Anyone have experience going from full-time to freelance?

Currently, I work as a technical writer for a large Silicon Valley firm. It’s a good job, I like my boss, I like the work, and best of all I’m able to telecommute. As jobs go, it’s about as good as I could ask for. But I’ve been doing it for about 27 years now (over 15 of it at the same company, or one it acquired) and I’m starting to feel the leading edge of burnout.

The thing that’s really been feeding this burnout is that my writing (I self-publish an urban fantasy series) is starting to take off now. I’ve got five books out plus a box set, and while they’re not earning me enough that I can quit my job yet, the possibility exists that they could, and in the not too distant future (like the next couple of years, if they continue to do as well as they have in the last year).

I’m really starting to feel like I should take the plunge and follow my dream. I’m 51, the spouse has a great job (thought not enough to support us on one income in the Silicon Valley) and is totally supportive, and I’m thinking that in addition to writing fiction, I could also look into taking on some freelance editing job (I’m a good fiction editor) and maybe a little gaming work to supplement the writing income. Moving isn’t an option, nor is cutting expenses to the bone–I don’t want to live like a monk, and It’s not fair to ask my spouse to do it either. We have a lot of expenses we can cut (eating out way more often than we need to, extra vehicles, etc.), though.

It’s alluring, but it’s also very scary. Leaving a secure job with a good income to follow a dream at my age–do people do that? I’m curious to hear from others who’ve done the same thing–what did you have to think about (tax implications, etc.) and how did it work out for you? Any hidden gotchas that might not occur to me?
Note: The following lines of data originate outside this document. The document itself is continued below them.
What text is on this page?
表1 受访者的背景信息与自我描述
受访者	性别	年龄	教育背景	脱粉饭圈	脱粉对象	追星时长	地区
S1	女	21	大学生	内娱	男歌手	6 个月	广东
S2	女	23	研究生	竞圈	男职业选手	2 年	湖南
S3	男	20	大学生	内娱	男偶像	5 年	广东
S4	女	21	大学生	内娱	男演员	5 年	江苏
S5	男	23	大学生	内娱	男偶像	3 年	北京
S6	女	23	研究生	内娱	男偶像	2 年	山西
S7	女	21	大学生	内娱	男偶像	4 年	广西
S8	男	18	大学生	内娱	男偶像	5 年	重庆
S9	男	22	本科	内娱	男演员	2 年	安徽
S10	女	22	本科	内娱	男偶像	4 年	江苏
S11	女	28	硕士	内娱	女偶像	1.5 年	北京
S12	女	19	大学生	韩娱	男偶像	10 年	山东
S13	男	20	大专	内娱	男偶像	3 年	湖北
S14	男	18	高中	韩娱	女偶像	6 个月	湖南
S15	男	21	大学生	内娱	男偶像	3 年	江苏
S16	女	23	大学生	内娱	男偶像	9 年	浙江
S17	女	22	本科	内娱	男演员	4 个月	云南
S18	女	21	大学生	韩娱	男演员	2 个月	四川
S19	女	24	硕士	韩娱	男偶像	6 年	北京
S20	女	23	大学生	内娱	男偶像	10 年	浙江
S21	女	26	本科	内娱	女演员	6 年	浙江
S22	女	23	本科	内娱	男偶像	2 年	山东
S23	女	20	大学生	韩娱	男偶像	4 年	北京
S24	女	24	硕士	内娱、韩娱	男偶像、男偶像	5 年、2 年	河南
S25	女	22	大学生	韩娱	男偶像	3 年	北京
This isn’t something I’m looking at doing right away. I plan to see how things go in the next year or so, (I’ve got three more books in the hopper and ideas for several more, so the series has a path), talk to a financial advisor and some friends in the industry, and try to be as much of an adult about the whole thing as I can. But I really feel this pulling at me, and I wonder if I will always regret it if I don’t take the chance.


Look at the tax situation in California. My husband quit his job as a QC at an electronics firm to launch his own electronics business. While it has done well, we are undeniably paying a *ton *more taxes than we used to. Even though we moved to a state without a state income tax, and a county without heavy taxes generally. I am not the financials person in the family, so I can’t explain it to you piecemeal, but yeah. It’s different.

Also consider the cost of health insurance.

Another thing to take very seriously is the fickle nature of Amazon’s sales algorithms. You’re in a sweet spot now, probably sweet enough that they would never screw you over completely, but things could change on a dime. I went from a couple hundred dollars a month to absolute zero when they did their latest algorithm shuffle, for example (obviously that was much smaller change than you, and change they were willing to sacrifice. Bastards.) If you’re going to quit your day job, be pretty-durn-sure you can get another within a couple months if Amazon tanks.

Since you’re considering this, I guess you’re fairly confident you’re the kind of writer who could do it full time and make good use of that time. Some people work best when they only have an hour or two a day. Others can sit down for eight hours and stonk out 10K words every day.

As to doing for-pay fiction editing … do look into that. I know there are conferences and workshops professional editors go to, to get better at editing. Since you’re a technical writer, I assume you’re familiar with the various styles etc.

Thanks, Sattua. Definitely all things to think about. Fortunately health insurance isn’t one of them–I can get on my husband’s insurance, which is every bit as good as mine, for not too much additional cost.

The whole Amazon algorithm thing is something I do worry about, since I have no idea why they do what they do. But if I can keep up my pace of putting out a book (or something, like an audiobook) every three months, I think I can keep the series riding high enough that it will stay on Amazon’s radar. I’ve got three more books in various stages of completion now, and ideas for a bunch more. And given that I can turn out a book in about a month now, with a full-time job, I should have no trouble doing it with eight extra hours in a day.

But yeah, this is definitely a long-term plan, not something I would do tomorrow. There are a lot of variables to consider (the biggest one being the tax implications, I think. That’s pretty much a black box for me at the moment, so I have a lot of studying up to do, or at least consulting with an accountant.)

Your situation has a lot of similarities to me, except I was recently downsized out of my tech writing job, and I didn’t have a side gig going. Burnout had already been full on, though. We were fortunate in that we could pay off debts with my severance package. Any chance you could get laid off? So much better than just quitting. :grinning:

Is your retirement fully funded? Are you close to paying off your house? Can you go part-time to see how that feels? There seem to be quite a few writing/editing jobs in the Midwest now, including short-term ones. I’m planning to job hop for a few years, and then retire.